Alcohol Awareness Tips for Safe Teen Functions

by: Mike Miller

Adolescence is one of the most frightening times for a parent. This is where peers have as much or more influence over our children’s behavior than any other time in their lives. It also is the time they feel indestructible and are exposed to a variety of life-changing and life-threatening situations.

While we would love to chaperone or at least be a fly on the wall at all times. But that is an impossibility. There are, however, steps that both parents and teens can take to lessen the chances of negative influences and impacts on our children.

From my years of teaching alcohol awareness classes and minor in possession classes, here are a few tips.

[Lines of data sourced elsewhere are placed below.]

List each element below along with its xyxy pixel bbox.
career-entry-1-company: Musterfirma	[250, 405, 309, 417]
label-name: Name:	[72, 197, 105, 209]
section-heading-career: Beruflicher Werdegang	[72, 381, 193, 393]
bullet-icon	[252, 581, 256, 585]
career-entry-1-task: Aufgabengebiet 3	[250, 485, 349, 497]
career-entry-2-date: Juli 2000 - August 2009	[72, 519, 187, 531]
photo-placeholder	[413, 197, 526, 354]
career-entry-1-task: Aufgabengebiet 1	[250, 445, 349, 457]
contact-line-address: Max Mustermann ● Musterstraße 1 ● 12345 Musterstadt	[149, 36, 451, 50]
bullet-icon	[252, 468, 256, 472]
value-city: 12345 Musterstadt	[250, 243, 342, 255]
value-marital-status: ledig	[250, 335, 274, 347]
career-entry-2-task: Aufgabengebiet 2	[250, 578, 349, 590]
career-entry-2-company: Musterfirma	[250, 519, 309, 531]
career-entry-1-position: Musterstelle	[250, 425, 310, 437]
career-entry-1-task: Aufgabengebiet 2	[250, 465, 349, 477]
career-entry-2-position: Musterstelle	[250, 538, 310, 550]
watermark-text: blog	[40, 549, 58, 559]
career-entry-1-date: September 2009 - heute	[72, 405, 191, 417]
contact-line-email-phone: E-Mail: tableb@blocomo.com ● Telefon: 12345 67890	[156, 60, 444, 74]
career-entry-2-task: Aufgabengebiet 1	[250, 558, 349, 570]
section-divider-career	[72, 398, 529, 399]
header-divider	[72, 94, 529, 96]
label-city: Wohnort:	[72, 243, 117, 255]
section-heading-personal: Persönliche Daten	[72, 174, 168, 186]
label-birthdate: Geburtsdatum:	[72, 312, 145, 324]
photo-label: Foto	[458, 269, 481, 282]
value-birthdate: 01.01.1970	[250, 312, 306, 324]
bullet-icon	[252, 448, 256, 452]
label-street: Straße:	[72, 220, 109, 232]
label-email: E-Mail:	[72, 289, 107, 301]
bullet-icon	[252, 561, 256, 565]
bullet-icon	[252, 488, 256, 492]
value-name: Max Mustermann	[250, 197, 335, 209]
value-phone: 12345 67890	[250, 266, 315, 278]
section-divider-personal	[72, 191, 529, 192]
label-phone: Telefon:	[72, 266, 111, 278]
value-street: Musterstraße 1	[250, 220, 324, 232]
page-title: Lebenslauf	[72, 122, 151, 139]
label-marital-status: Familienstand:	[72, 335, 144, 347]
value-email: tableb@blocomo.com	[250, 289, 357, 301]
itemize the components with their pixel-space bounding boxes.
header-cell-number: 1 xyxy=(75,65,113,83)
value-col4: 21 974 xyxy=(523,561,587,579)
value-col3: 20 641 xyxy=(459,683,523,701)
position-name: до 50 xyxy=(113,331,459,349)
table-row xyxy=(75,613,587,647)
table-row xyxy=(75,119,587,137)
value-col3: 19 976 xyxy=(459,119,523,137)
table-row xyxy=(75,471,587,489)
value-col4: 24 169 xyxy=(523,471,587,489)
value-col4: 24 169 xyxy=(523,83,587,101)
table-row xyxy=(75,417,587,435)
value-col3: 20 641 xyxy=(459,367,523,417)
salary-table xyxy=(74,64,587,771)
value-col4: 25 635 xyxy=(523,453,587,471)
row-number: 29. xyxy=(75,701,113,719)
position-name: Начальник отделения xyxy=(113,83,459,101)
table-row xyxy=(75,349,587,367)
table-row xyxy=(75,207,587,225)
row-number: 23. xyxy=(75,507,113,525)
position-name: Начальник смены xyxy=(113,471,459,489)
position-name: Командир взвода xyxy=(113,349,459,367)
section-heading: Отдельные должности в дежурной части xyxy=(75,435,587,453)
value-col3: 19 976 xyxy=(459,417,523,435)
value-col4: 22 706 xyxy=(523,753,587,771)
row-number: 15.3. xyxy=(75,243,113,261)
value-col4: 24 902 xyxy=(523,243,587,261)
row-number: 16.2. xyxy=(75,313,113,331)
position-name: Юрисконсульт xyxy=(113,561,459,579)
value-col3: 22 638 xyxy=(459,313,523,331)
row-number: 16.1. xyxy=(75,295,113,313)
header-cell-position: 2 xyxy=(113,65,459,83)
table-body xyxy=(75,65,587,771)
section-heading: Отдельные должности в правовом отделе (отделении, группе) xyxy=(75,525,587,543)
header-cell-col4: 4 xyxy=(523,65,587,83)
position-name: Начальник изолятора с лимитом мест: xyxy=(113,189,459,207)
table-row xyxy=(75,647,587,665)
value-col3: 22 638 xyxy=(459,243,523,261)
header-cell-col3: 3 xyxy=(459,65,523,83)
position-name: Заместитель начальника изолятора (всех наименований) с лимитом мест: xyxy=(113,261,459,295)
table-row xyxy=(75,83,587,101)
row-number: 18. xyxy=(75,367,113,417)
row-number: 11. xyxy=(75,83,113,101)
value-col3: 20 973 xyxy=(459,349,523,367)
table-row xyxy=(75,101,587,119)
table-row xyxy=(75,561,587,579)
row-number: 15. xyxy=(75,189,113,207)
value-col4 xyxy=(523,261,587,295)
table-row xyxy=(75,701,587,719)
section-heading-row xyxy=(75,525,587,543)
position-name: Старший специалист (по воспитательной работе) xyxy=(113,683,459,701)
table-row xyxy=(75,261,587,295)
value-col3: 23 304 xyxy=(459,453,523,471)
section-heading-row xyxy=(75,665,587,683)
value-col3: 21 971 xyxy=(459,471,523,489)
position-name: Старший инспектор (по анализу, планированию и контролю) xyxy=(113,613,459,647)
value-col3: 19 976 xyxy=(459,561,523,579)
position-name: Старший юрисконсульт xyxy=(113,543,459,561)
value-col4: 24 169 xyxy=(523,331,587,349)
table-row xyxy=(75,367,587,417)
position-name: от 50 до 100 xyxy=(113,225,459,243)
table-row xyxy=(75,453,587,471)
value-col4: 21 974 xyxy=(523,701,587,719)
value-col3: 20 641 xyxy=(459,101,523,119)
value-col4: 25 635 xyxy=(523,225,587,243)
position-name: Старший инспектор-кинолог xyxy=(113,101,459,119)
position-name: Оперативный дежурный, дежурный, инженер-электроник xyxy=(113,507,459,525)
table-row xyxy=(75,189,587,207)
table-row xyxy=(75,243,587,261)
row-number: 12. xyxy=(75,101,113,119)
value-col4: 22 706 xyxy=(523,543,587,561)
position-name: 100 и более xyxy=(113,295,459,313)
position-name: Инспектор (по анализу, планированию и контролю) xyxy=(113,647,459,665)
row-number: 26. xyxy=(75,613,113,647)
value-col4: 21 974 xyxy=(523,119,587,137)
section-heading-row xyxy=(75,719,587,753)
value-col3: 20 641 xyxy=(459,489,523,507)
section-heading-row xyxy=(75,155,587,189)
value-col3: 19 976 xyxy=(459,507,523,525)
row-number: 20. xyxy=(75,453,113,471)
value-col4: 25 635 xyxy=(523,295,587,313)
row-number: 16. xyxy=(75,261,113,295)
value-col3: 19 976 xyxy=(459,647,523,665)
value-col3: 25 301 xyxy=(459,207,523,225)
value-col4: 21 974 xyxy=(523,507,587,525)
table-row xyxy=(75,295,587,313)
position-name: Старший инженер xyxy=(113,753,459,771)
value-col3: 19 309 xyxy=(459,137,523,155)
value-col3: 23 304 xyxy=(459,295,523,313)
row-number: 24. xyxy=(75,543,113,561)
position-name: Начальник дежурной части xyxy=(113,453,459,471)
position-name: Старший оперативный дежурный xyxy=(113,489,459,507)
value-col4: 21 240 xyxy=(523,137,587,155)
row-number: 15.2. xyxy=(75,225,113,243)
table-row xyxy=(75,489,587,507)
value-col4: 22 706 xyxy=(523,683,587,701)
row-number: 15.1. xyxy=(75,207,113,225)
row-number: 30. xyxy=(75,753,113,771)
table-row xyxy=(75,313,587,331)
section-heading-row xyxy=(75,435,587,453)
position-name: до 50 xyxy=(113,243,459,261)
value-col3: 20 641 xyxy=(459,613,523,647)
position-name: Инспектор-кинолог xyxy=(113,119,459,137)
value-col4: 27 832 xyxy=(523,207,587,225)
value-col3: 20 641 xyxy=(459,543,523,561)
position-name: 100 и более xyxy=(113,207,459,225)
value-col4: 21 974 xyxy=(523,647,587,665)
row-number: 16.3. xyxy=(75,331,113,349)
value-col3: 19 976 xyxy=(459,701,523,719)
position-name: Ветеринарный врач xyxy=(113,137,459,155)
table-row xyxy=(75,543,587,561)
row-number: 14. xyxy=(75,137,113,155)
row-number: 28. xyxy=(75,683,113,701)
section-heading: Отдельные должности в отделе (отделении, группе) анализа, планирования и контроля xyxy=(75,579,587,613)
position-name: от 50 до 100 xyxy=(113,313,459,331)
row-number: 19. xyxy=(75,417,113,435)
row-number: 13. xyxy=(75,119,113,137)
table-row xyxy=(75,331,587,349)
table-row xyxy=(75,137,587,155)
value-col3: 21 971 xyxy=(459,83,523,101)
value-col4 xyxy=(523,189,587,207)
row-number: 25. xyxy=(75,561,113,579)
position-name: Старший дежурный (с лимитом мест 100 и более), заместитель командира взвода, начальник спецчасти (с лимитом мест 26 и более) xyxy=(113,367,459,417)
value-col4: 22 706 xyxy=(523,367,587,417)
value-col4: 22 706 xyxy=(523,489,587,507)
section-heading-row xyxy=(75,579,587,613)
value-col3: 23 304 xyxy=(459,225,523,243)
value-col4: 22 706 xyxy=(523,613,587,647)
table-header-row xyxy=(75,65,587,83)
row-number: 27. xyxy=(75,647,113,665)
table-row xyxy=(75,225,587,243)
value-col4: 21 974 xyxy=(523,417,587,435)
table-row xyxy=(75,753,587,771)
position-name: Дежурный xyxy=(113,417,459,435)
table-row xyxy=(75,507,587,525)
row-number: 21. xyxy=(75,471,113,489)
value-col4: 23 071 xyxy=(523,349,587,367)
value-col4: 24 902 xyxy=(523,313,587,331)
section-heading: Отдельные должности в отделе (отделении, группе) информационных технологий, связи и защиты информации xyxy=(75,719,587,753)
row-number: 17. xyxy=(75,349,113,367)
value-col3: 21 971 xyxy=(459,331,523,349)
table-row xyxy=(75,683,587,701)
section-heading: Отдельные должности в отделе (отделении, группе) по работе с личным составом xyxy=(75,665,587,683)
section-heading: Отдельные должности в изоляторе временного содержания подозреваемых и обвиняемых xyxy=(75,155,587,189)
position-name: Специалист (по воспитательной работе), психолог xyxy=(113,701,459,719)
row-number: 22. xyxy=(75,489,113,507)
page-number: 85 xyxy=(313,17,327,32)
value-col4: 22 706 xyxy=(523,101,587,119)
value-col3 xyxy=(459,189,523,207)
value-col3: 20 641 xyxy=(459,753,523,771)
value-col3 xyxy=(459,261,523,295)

I welcome all my readers to reply with tips of their own.

Tips For Parents

  • Know and discuss the school code of conduct before the event with your child – so few parents actually know the school code-and the same could be said for the child. Make sure not only that they know this code, but will abide by the rules.
  • Know who your child will be hanging out with – It would also be a good idea to speak with some of the other parents to make sure they are on the same page.
  • Discuss the dangers of drinking and driving.
  • Talk with your child about the dangers of club drugs, warning signs and who to notify for assistance.
  • Pre-plan and role-play answers that your child can use to get out of uncomfortable situations. (e.g., offered alcohol, getting a ride from an intoxicated driver, unwanted sexual advances, etc.)
  • Discuss guidelines and a curfew. Discuss the consequences of violating these rules. THIS IS VERY IMPORTANT.
  • Discuss travel plans and make sure they know even if they drink – they are not to drive nor get in the car with a drunken driver!
  • Know who is driving and who will be a passenger. Limit the number of passengers to increase safety and reduce driver distractions.
  • Talk to your teenager about the serious dangers of drinking alcohol such as alcohol overdose or alcohol poisoning.
  • If your child’s’ plans change, confirm the change with the parents of other children.
  • Remind your child that you are there for them, if they need a ride home or to an after-prom affair.

Tips for Teens

  • Alcohol is illegal for persons under the age of 21. Underage drinking is illegal and can result in arrest, injury or worse!
  • Don’t let friends drink and drive.
  • Plan ahead—make sure you have a safe plan for travel.
  • Discuss your plans with your friends; remind each other about responsible decision-making and confronting peer pressure. This may be very difficult, but stay strong to your conviction so you do not become a statistic!
  • Do not accept any drinks from someone you do not know. If you leave your drink, discard it and get a new one.
  • Do not leave your possessions unattended.
  • Learn the warning signs for alcohol/drug poisoning and intoxication; contact 911 for assistance and immediate treatment.
  • Take extra money or have a responsible person available for transportation for a safe ride home or in case an emergency arises.
  • Remember to charge your cell phone and have it with you.
  • Know where you are and where you are going; keep your parents and friends informed.
  • Trust your instincts, if you feel endangered or uncomfortable, leave immediately.
  • Intoxication by alcohol or drugs can lead to poor judgment and dangerous situations.
  • Remember to contact your parents if your plans change.
  • Practice and discuss answers you can use to get out of uncomfortable situations.
  • Do not allow anyone in your car that has alcohol, drugs or weapons. It is dangerous and everyone in the car is at risk of getting arrested. This seems like a no-brainer, but it happens all the time.

Remember that a minor in possession class can be very helpful to learn about the dangers of drinking. I recommend them highly for teens!